Le microsfere attive prelevano le particelle biologiche depositate sulla superficie: batteri, virus, metaboliti. Queste vengono poi esaminate con la spettrometria di massa ad alta risoluzione, che permette l’individuazione delle proteine e della loro interazione, consentendo così di presumere con certezza la presenza di determinate malattie o di fattori ambientali significativi. Gli scienziati, ovviamente, mettono le mani avanti: «Non si può escludere che nel Medioevo più persone abbiano toccato questi documenti, ma è ragionevole pensare che le proteine antiche prevalenti siano provenienti dal principe Vlad l’impalatore, che scrisse e firmò queste lettere».

 

Questo metodo stile CSI è divenuto famoso con l’esame dei registri che enumeravano i morti per la peste del 1630 nel lazzaretto di Milano: Zilberstein e Righetti hanno individuato 17 diverse proteine del batterio Yersinia Pestis, scoprendo che in quei giorni, accanto alla peste, si era diffuso anche il carbonchio.

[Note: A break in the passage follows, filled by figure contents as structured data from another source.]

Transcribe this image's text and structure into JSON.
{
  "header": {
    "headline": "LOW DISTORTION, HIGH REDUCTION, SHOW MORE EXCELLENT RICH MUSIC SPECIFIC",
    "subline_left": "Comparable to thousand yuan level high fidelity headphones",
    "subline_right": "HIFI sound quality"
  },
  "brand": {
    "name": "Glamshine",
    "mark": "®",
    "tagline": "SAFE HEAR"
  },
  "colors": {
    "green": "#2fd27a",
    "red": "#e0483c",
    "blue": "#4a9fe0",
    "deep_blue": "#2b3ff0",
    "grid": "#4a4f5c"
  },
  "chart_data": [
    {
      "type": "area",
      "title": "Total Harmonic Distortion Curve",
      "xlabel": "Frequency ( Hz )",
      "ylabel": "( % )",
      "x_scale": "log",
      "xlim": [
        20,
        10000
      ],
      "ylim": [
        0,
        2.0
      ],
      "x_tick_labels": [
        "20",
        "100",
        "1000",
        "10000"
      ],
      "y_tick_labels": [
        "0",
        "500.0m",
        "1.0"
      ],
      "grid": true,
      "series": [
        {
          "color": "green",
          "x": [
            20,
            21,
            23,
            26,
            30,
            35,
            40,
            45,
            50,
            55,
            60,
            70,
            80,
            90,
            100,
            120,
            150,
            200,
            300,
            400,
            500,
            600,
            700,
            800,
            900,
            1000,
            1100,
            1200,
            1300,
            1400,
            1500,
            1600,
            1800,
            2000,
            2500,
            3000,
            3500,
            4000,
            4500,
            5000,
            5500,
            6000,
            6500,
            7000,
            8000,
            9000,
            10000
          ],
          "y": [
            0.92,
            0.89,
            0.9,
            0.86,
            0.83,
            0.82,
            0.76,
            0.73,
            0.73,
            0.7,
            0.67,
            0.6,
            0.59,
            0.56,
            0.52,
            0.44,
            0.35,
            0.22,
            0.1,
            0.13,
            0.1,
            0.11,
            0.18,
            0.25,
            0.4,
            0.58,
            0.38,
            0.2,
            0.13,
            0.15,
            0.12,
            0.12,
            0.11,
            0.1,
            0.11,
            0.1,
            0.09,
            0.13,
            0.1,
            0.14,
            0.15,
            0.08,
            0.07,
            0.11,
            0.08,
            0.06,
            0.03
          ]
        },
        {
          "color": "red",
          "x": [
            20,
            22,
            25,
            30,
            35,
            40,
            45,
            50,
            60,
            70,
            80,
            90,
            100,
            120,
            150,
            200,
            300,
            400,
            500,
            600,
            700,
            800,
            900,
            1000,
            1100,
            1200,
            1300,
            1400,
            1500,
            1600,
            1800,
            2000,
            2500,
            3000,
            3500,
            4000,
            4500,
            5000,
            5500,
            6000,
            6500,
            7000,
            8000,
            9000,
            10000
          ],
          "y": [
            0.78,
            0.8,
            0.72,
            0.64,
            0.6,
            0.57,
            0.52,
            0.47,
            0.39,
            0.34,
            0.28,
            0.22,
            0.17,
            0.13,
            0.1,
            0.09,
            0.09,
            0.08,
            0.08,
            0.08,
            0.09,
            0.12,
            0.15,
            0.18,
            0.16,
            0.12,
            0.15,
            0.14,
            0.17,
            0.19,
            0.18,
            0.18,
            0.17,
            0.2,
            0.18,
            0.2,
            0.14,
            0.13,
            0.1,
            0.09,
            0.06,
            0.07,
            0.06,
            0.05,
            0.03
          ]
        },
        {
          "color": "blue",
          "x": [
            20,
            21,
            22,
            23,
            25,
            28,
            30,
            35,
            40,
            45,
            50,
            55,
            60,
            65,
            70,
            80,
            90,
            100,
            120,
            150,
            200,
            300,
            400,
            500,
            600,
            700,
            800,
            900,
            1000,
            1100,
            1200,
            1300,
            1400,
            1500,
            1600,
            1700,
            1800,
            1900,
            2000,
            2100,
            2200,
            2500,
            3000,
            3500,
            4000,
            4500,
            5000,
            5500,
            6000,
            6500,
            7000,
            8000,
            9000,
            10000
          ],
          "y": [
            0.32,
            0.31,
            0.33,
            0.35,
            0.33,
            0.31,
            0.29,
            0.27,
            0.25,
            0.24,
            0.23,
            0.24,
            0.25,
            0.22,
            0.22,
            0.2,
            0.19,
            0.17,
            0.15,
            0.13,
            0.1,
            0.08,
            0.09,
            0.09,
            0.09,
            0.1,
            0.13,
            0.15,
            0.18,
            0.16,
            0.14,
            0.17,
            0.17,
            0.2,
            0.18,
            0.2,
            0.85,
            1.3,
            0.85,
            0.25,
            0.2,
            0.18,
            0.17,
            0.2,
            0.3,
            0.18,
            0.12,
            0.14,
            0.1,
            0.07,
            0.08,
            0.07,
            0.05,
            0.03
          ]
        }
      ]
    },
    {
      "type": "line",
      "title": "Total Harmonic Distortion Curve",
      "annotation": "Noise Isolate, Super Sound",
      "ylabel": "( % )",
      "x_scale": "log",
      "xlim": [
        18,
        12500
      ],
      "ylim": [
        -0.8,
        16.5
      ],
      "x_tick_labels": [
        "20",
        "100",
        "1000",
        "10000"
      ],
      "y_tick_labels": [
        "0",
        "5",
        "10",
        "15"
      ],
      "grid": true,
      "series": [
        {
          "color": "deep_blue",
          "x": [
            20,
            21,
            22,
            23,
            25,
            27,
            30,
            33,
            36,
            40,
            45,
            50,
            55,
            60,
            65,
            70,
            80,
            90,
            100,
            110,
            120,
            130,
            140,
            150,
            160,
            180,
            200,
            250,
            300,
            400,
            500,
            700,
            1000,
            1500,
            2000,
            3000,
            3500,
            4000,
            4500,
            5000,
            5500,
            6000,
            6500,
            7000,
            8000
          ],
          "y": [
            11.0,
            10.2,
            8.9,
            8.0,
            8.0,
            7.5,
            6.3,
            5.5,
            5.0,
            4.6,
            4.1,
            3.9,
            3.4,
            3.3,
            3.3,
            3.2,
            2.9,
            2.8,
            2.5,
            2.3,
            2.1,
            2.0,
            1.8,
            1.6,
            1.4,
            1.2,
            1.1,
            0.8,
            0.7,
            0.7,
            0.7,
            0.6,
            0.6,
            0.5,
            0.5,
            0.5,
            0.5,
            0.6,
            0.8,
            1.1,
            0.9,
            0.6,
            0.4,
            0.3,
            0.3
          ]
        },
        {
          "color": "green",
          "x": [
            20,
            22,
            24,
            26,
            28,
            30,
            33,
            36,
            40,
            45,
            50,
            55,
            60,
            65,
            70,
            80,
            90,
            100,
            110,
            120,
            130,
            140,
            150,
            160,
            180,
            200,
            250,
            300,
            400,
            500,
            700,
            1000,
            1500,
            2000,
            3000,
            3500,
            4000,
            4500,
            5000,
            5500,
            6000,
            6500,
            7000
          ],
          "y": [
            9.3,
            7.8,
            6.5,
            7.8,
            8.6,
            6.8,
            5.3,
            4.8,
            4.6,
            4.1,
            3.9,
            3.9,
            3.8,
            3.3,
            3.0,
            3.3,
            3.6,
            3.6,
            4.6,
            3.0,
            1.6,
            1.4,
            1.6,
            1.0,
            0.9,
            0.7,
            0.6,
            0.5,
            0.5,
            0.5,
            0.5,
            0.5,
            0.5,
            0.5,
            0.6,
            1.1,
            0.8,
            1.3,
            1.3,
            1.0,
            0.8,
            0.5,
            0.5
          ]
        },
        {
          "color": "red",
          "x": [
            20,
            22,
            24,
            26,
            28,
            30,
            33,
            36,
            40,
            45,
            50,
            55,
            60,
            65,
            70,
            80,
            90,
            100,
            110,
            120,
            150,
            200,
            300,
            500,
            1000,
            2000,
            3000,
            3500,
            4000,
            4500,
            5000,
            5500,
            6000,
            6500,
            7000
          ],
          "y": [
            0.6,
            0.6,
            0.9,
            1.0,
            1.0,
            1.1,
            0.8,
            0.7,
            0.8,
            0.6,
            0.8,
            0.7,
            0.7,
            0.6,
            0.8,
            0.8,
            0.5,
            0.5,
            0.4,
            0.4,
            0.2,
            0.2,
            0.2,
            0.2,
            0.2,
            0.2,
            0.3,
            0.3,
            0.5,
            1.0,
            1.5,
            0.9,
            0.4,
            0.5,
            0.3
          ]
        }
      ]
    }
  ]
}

Le loro analisi hanno permesso di scoprire che George Orwell si era ammalato di tbc in Spagna, che Mikhail Bulgakov faceva uso di morfina, che Stalin probabilmente era in cura per paranoia e persino che Giacomo Casanova probabilmente barava quando, per accrescere la fama di donnaiolo, lamentava di essere sempre colpito da malattie veneree.